Since dividends and interest rates mature annually and the time of expiry is two years, we can model the option as a two-step binomial tree, structured as the one in figure:
Data from OP question:
$S_0 = 45$ current price of the underlying $S$; $\hspace{2.5cm}$ $\sigma = 0.2\;\text{per annum}$ volatility of $S$;
$r = 0.02\;\text{per annum}$ interest rate; $\hspace{3.5cm}$ $d = 0.04\;\text{per annum}$ dividend from $S$;
$T = 2\ \text{years}$ expire date of option on $S$; $\hspace{2.7cm}$ $K = 30$ strike price of the option;
$P(T) = \max(K - S(T), 0)$ we are trying to price a put option.
One can solve this in various ways.

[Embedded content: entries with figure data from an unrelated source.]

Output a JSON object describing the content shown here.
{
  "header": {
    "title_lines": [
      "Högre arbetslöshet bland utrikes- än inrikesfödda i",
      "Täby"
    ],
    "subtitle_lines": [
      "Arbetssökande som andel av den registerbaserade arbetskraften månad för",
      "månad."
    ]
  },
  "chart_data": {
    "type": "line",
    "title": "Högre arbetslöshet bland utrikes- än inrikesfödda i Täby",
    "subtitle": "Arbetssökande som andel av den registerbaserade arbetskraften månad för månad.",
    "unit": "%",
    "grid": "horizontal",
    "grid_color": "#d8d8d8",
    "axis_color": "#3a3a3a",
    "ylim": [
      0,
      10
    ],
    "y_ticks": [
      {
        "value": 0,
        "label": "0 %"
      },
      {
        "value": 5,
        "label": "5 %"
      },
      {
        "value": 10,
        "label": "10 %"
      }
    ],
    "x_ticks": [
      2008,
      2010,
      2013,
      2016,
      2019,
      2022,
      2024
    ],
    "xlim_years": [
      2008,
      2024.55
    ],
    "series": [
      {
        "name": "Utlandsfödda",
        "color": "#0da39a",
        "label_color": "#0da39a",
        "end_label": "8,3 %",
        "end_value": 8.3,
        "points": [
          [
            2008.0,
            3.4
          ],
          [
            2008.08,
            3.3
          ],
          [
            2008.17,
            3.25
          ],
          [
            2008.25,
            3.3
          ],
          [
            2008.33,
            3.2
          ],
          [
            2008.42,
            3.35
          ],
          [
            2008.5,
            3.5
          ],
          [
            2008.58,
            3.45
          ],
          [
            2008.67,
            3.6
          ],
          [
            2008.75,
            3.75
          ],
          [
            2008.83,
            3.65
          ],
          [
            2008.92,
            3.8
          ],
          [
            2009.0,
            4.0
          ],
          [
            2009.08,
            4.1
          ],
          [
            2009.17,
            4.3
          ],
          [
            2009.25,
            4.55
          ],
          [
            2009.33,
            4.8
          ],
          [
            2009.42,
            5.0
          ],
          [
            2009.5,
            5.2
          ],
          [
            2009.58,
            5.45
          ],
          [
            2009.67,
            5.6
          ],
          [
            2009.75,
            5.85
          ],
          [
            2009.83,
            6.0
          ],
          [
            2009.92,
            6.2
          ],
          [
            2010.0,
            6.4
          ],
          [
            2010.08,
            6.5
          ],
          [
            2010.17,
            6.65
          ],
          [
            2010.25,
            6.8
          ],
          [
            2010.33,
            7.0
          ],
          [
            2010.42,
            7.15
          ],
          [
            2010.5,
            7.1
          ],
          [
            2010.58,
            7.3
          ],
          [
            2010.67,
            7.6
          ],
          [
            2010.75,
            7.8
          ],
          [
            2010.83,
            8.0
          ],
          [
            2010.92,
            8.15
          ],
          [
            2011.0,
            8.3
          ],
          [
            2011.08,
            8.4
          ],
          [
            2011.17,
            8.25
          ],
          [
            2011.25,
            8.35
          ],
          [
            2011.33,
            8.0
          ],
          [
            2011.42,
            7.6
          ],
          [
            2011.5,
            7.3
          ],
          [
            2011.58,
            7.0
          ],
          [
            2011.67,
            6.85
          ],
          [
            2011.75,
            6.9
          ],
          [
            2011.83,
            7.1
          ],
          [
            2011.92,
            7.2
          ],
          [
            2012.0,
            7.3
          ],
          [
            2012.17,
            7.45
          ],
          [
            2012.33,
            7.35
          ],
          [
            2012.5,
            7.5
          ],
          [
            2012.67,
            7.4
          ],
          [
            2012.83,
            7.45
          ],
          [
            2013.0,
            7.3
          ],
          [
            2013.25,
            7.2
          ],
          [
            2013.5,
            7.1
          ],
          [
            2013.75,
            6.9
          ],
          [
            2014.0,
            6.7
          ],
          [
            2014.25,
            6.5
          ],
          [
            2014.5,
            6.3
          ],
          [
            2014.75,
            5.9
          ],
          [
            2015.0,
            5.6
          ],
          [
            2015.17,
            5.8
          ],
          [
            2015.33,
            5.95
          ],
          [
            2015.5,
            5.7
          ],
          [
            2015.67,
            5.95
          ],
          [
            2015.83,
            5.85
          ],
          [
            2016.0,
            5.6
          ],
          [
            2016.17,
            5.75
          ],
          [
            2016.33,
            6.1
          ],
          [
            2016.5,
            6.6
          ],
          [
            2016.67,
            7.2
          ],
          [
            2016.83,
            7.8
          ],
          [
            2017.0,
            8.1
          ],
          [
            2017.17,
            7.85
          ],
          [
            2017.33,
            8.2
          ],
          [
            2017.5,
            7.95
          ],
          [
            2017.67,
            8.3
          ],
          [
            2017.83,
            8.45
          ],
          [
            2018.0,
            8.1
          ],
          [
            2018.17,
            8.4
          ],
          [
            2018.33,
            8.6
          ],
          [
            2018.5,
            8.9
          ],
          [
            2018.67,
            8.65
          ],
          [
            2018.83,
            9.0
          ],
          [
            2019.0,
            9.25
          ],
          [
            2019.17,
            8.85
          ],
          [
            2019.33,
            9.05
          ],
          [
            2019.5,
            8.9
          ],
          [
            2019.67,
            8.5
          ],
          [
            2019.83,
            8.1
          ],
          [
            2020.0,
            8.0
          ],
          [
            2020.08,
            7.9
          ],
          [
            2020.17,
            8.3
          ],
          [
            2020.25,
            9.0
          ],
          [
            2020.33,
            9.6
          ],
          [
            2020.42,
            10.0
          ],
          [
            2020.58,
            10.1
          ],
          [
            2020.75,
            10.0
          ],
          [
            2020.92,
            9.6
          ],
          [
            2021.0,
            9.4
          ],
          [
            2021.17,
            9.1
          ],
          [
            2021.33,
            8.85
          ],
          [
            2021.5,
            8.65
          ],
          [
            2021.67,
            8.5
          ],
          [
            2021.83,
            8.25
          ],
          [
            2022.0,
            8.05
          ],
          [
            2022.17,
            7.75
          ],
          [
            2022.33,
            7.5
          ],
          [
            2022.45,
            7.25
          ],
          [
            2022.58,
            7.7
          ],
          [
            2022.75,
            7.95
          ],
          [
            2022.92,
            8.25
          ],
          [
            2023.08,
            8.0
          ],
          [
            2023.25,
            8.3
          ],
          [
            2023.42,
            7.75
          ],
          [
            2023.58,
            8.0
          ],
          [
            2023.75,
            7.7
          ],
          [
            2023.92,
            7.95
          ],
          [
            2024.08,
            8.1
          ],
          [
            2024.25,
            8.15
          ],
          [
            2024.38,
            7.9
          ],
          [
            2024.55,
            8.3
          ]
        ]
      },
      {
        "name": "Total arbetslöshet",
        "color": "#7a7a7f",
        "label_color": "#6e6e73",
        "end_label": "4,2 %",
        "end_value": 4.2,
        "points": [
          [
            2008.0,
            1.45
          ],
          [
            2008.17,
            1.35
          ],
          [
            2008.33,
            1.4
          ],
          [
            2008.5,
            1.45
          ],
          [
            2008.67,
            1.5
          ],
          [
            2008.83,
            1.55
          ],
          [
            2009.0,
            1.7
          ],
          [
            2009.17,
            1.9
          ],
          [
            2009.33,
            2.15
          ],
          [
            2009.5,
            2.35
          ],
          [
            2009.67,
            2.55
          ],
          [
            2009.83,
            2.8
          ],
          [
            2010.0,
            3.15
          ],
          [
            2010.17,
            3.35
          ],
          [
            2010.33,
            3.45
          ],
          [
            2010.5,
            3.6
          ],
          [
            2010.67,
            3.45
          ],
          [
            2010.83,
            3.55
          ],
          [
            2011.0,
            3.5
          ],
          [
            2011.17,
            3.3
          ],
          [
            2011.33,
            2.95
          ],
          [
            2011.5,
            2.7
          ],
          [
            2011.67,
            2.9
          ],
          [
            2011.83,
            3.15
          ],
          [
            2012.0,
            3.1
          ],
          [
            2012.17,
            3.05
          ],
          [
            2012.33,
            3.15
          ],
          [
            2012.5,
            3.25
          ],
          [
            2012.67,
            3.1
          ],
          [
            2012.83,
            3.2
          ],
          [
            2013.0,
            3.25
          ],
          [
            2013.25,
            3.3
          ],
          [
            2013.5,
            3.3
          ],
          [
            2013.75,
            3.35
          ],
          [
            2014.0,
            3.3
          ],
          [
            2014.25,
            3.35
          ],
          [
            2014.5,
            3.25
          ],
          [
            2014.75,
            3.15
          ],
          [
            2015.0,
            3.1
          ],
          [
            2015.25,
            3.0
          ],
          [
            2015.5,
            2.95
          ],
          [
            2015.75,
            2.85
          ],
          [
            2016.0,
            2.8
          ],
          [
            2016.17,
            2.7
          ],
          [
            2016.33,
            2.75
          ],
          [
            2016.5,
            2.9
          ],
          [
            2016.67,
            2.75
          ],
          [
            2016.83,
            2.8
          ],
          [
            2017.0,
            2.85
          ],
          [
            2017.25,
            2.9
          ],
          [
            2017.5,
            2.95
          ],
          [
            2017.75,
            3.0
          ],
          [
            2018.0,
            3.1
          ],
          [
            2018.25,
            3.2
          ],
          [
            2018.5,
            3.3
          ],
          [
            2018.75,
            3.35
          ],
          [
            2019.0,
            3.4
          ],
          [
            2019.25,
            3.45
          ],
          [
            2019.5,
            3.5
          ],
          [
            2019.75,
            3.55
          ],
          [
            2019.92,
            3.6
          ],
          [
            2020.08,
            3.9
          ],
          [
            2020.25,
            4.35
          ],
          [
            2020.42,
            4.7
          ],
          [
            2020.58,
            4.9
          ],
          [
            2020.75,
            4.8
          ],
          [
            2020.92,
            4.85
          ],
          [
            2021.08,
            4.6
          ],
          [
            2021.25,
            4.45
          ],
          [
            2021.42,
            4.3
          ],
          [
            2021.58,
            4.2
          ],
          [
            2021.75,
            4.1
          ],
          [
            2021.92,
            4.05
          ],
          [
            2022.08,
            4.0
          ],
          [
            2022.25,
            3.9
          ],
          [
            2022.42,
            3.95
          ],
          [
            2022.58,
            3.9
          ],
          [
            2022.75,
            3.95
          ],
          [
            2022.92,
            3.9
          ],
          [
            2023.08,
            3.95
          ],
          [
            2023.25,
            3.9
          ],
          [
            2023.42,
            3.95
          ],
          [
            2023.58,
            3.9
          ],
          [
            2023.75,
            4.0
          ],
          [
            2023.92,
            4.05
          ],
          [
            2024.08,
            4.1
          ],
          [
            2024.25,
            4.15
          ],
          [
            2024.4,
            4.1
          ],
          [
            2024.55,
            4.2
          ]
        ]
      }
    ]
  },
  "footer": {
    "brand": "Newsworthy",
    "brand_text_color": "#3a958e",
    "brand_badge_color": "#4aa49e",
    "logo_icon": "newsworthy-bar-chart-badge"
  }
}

Let's proceed here with risk neutral valuation, that implies following the steps below:
$S$ can move one standard deviation up or down, that is $S_{i} - S_{i - 1} = \Delta S = \sigma \, S_{i - 1} \qquad i = 1,2$
The risk neutral probability $p_{RN}$ of an upmove is obtained considering that a safe investment of the same sum $S_0$ at interest rate $r$ yields $S_0 e^{rT}$ at option expiry $T$. In order to exclude arbitrage opportunities, $S$ has to grow on average as the safe (risk-free) rate. However, dividends yielded by the stock while held in our portfolio mean that we should consider a lower risk-free sum of $S_0 e^{(r - d)T}$ for our risk-neutral probability calculation: $$ p_{RN} S_{up} + \left(1 - p_{RN} \right) S_{down} = S_0 e^{(r - d)\frac{T}{2}} $$ where length of time step is $\Delta t = T / 2$. So $p_{RN}$ is: $$ p_{RN} = \frac{S_0 e^{(r-d)\frac{T}{2}} - S_{down}}{S_{up} - S_{down}} = \frac{\require{cancel}\cancel{S_0} e^{(r-d)\frac{T}{2}} - \cancel{S_0} (1 - \sigma)}{2 \sigma \cancel{S_0}} = 0.4505 $$
To obtain the values of $S$ at each node, traverse it from the root $S_A = S_0$ adding or subtracting $\Delta S$ (that assumes different values for each of the nodes): $$ \begin{aligned} S_A &= 45\\ S_B &= S_A - \Delta S = 36 \hspace{1.35cm} S_C = S_A + \Delta S = 54 \qquad\\ S_D &= S_B - \Delta S = 28.8 \qquad S_E = S_B + \Delta S = S_C - \Delta S = 43.2\\ S_F &= S_C + \Delta S = 64.8 \end{aligned} $$
Quickly evaluate the option payoffs at expiry, $P_D, P_E, P_F$: $$ \begin{align} P_D &= \max(K - S_D, 0) = 1.2\\ P_E &= \max(K - S_E, 0) = 0\\ P_F &= \max(K - S_F, 0) = 0 \end{align} $$
The expected value of $P(0)$ is the present money value (multiply by $e^{-(r - d) T}$) of the expected value of the option at expiry, $E[P(T)]$: $$ P(0) = e^{-(r - d) T} E[P(T)] = e^{-(r - d) T} \left[ \left( 1 - p_{RN} \right)^2 P_D + 2 \cdot p_{RN} \left( 1 - p_{RN} \right) P_E + p_{RN}^2 P_F \right] = 1.0408 \left[ 0 + 0 + 0.302 \cdot 1.2 \right] = 0.3771 $$
Thus the answer to the question is $P(0) = 0.3771$.